Toparlanıp saçlarımı ellerimle düzelterek yüzüme kocaman gülümseme yerleştirdim. Odadan çıktığım gibi salona ilerledim hızlıca.

Taehyung'u yine bana yardım amacıyla sofrayı kurarken bulduğumda gülümsedim. O da bana karşılık gülümsediğinde içim biraz da olsa rahatlamıştı.

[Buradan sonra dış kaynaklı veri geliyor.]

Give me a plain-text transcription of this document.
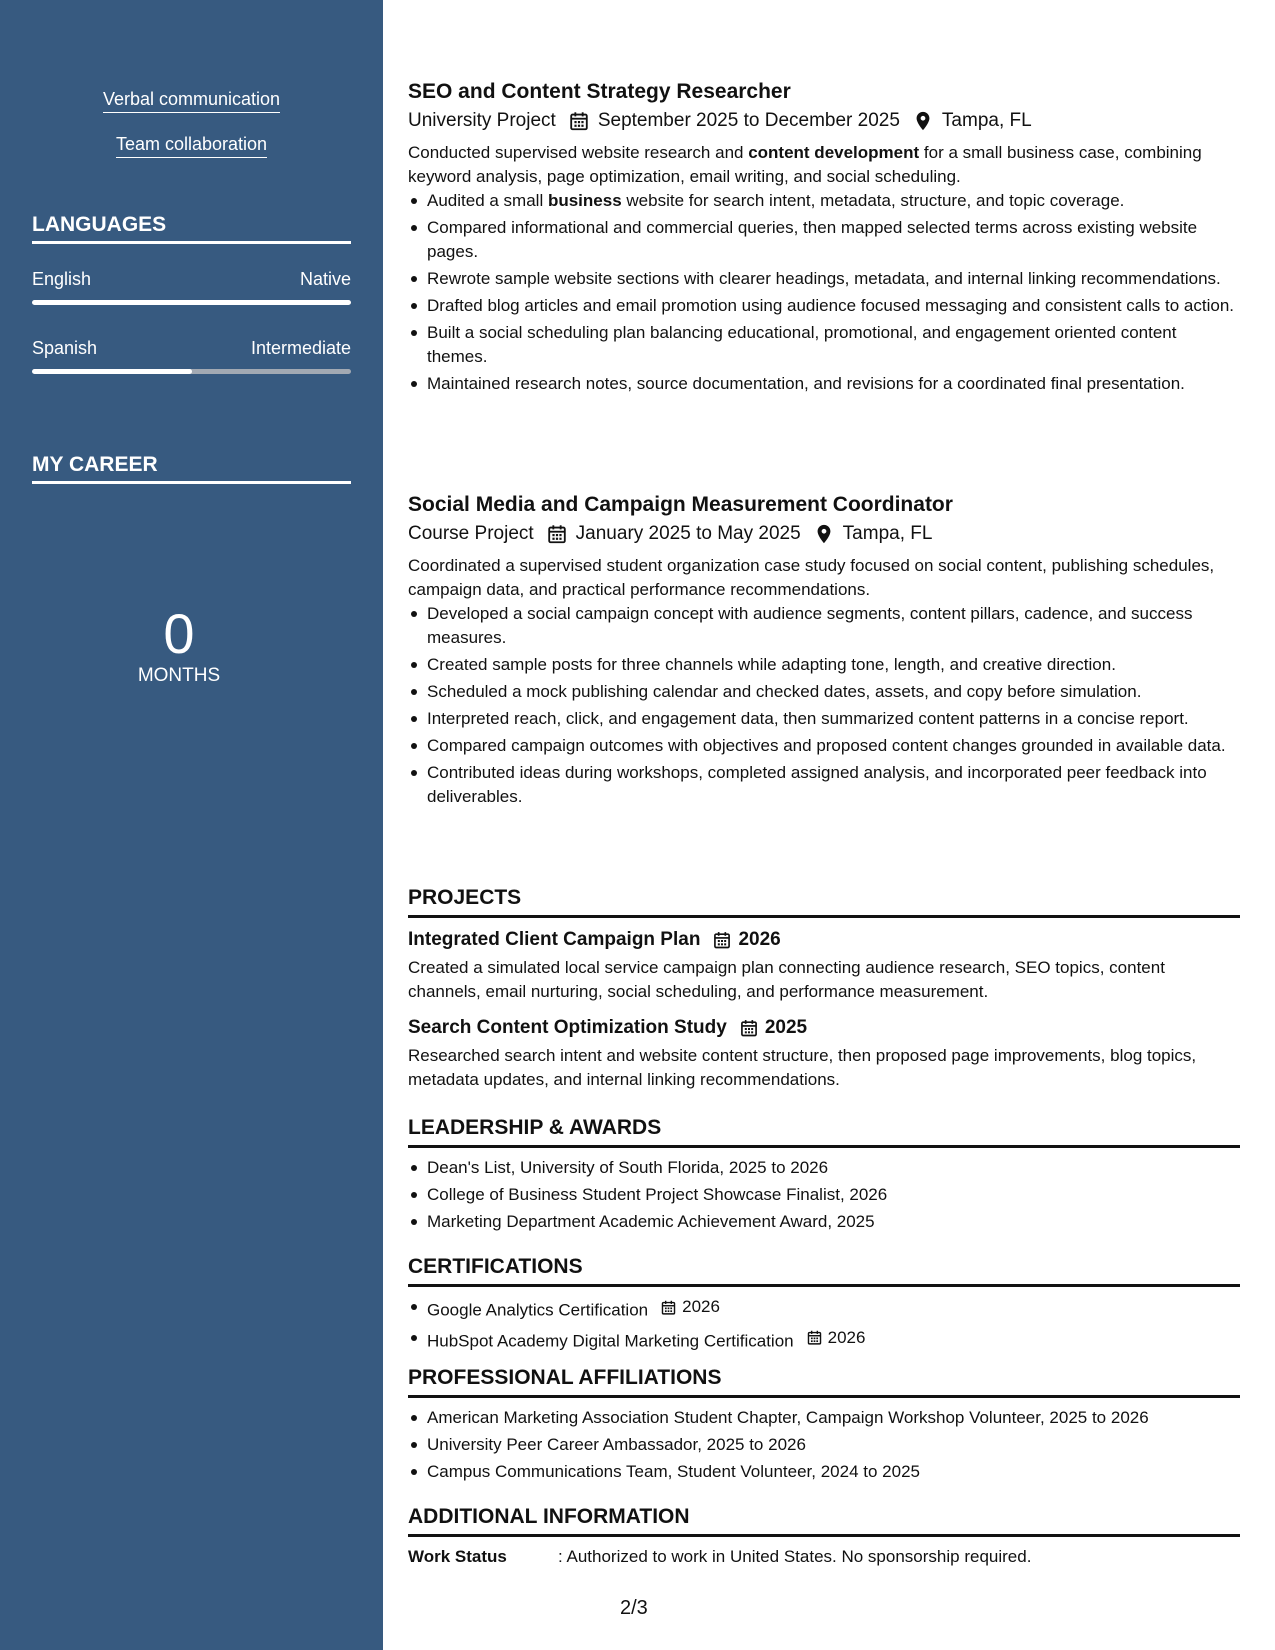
Verbal communication
Team collaboration
LANGUAGES
English	Native
Spanish	Intermediate
MY CAREER
0
MONTHS
SEO and Content Strategy Researcher
University Project September 2025 to December 2025 Tampa, FL
Conducted supervised website research and content development for a small business case, combining keyword analysis, page optimization, email writing, and social scheduling.
Audited a small business website for search intent, metadata, structure, and topic coverage.
Compared informational and commercial queries, then mapped selected terms across existing website pages.
Rewrote sample website sections with clearer headings, metadata, and internal linking recommendations.
Drafted blog articles and email promotion using audience focused messaging and consistent calls to action.
Built a social scheduling plan balancing educational, promotional, and engagement oriented content themes.
Maintained research notes, source documentation, and revisions for a coordinated final presentation.
Social Media and Campaign Measurement Coordinator
Course Project January 2025 to May 2025 Tampa, FL
Coordinated a supervised student organization case study focused on social content, publishing schedules, campaign data, and practical performance recommendations.
Developed a social campaign concept with audience segments, content pillars, cadence, and success measures.
Created sample posts for three channels while adapting tone, length, and creative direction.
Scheduled a mock publishing calendar and checked dates, assets, and copy before simulation.
Interpreted reach, click, and engagement data, then summarized content patterns in a concise report.
Compared campaign outcomes with objectives and proposed content changes grounded in available data.
Contributed ideas during workshops, completed assigned analysis, and incorporated peer feedback into deliverables.
PROJECTS
Integrated Client Campaign Plan 2026
Created a simulated local service campaign plan connecting audience research, SEO topics, content channels, email nurturing, social scheduling, and performance measurement.
Search Content Optimization Study 2025
Researched search intent and website content structure, then proposed page improvements, blog topics, metadata updates, and internal linking recommendations.
LEADERSHIP & AWARDS
Dean's List, University of South Florida, 2025 to 2026
College of Business Student Project Showcase Finalist, 2026
Marketing Department Academic Achievement Award, 2025
CERTIFICATIONS
Google Analytics Certification 2026
HubSpot Academy Digital Marketing Certification 2026
PROFESSIONAL AFFILIATIONS
American Marketing Association Student Chapter, Campaign Workshop Volunteer, 2025 to 2026
University Peer Career Ambassador, 2025 to 2026
Campus Communications Team, Student Volunteer, 2024 to 2025
ADDITIONAL INFORMATION
Work Status	: Authorized to work in United States. No sponsorship required.
2/3
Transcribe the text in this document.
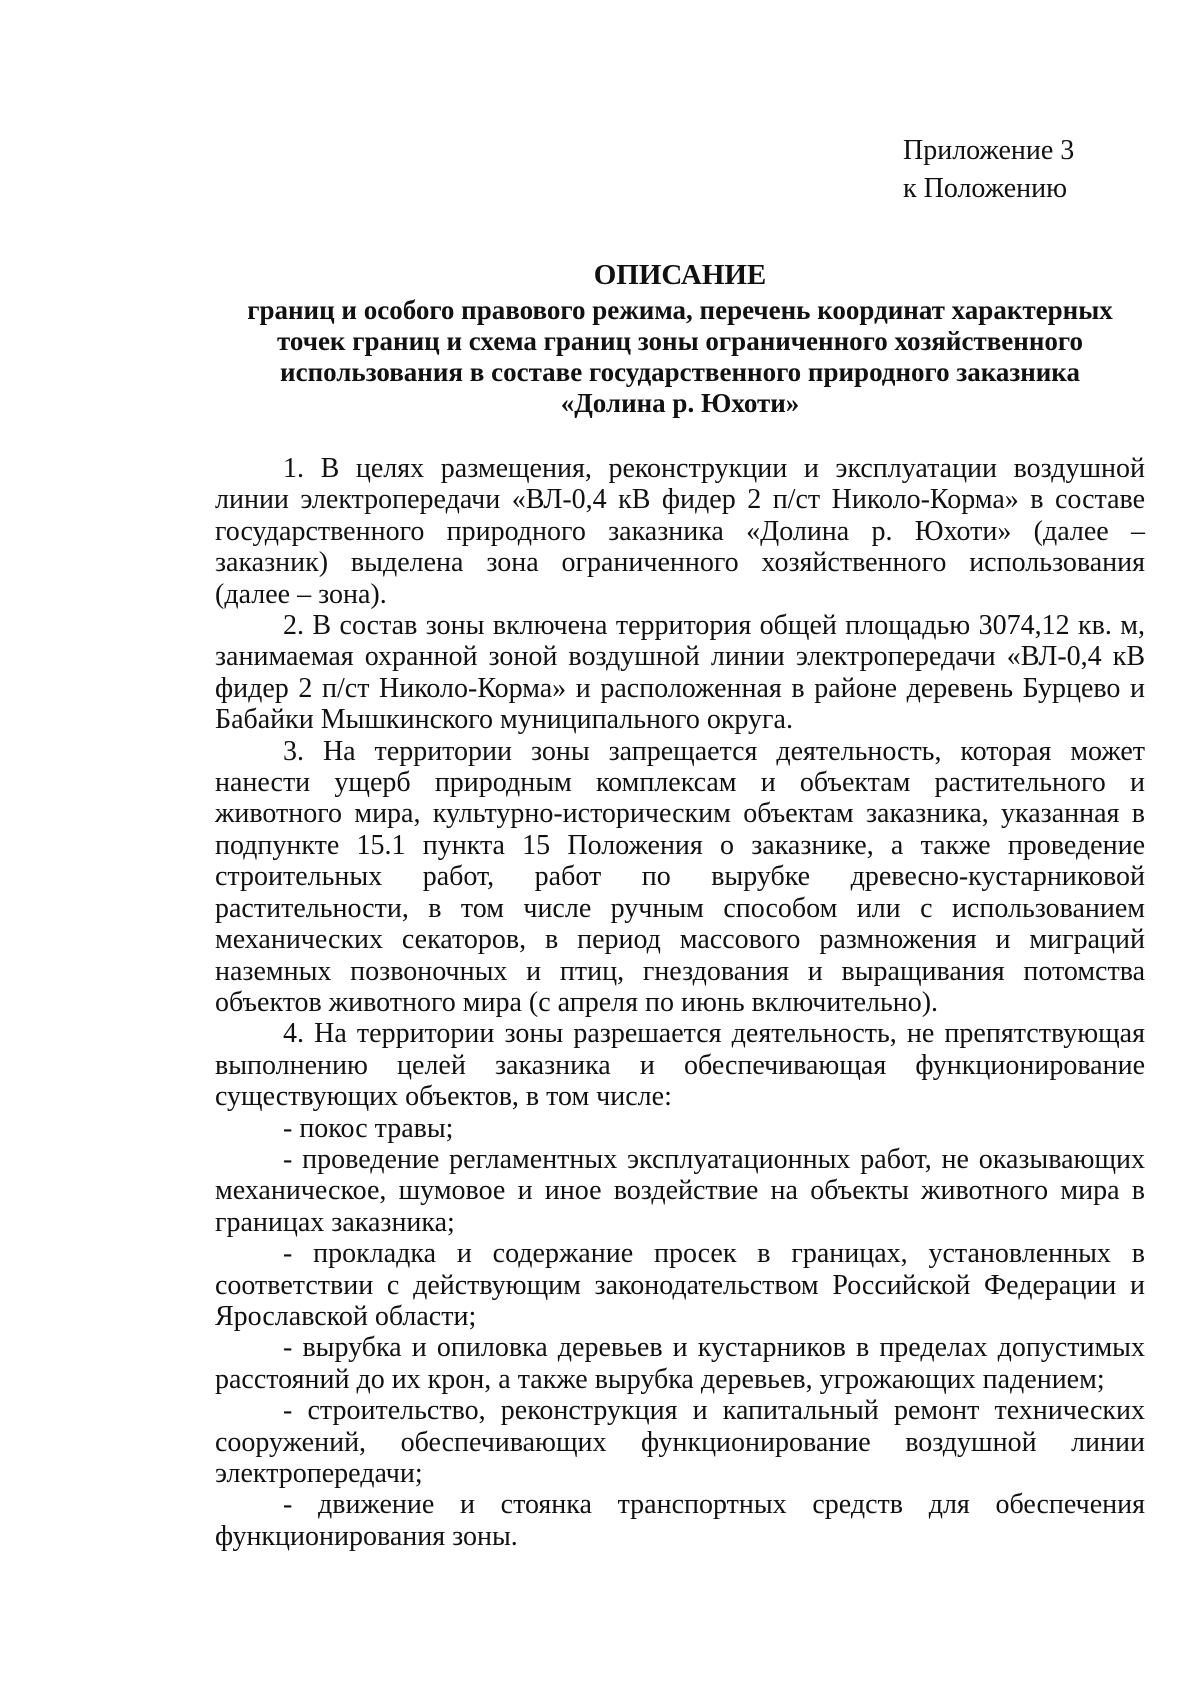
Приложение 3
к Положению
ОПИСАНИЕ
границ и особого правового режима, перечень координат характерных
точек границ и схема границ зоны ограниченного хозяйственного
использования в составе государственного природного заказника
«Долина р. Юхоти»

1. В целях размещения, реконструкции и эксплуатации воздушной линии электропередачи «ВЛ-0,4 кВ фидер 2 п/ст Николо-Корма» в составе государственного природного заказника «Долина р. Юхоти» (далее – заказник) выделена зона ограниченного хозяйственного использования (далее – зона).

2. В состав зоны включена территория общей площадью 3074,12 кв. м, занимаемая охранной зоной воздушной линии электропередачи «ВЛ-0,4 кВ фидер 2 п/ст Николо-Корма» и расположенная в районе деревень Бурцево и Бабайки Мышкинского муниципального округа.

3. На территории зоны запрещается деятельность, которая может нанести ущерб природным комплексам и объектам растительного и животного мира, культурно-историческим объектам заказника, указанная в подпункте 15.1 пункта 15 Положения о заказнике, а также проведение строительных работ, работ по вырубке древесно-кустарниковой растительности, в том числе ручным способом или с использованием механических секаторов, в период массового размножения и миграций наземных позвоночных и птиц, гнездования и выращивания потомства объектов животного мира (с апреля по июнь включительно).

4. На территории зоны разрешается деятельность, не препятствующая выполнению целей заказника и обеспечивающая функционирование существующих объектов, в том числе:

- покос травы;

- проведение регламентных эксплуатационных работ, не оказывающих механическое, шумовое и иное воздействие на объекты животного мира в границах заказника;

- прокладка и содержание просек в границах, установленных в соответствии с действующим законодательством Российской Федерации и Ярославской области;

- вырубка и опиловка деревьев и кустарников в пределах допустимых расстояний до их крон, а также вырубка деревьев, угрожающих падением;

- строительство, реконструкция и капитальный ремонт технических сооружений, обеспечивающих функционирование воздушной линии электропередачи;

- движение и стоянка транспортных средств для обеспечения функционирования зоны.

Sofrayı kurduktan sonra Taehyung baştaki yerini almış, ben de yanına oturmuştum. Yemek yerken bile sesi çıkmıyordu. Salaklaşma Jungkook. Taehyung sofrada konuşulmasından hoşlanmaz.

Yemeği bitirdikten sonra yine sofrayı toplamamda yardım etmişti. Kirlileri bulaşık makinesine yerleştirirken yanağıma küçük öpücük bırakıp mutfaktan çıkmıştı.

Şu an bana dayaması lazımdı!

Gözlerim dolu şekilde mutfaktaki işlerimi bitirip salona geçtim. Taehyung bacaklarını iyice açmış, eşofman üstünden belli olan sertliğini düşünmüyorum asla, televizyon izliyordu.

Diğer koltuğa oturduğumda dahi yüzüme bakmamıştı. Kalbimin daha fazla kırıldığını hissediyordum. Bana böyle yokmuş gibi davranması kalbimi incitiyordu.

"Bana kızdın değil mi?"

Sorumla gözleri beni bulduğunda kaşları çatıldı. Gözlerim dolarken cevap bekliyordum. Yoksa ağlamama az kalmıştı.

"Hayır Jungkook. Bunu da nerden çıkardın?"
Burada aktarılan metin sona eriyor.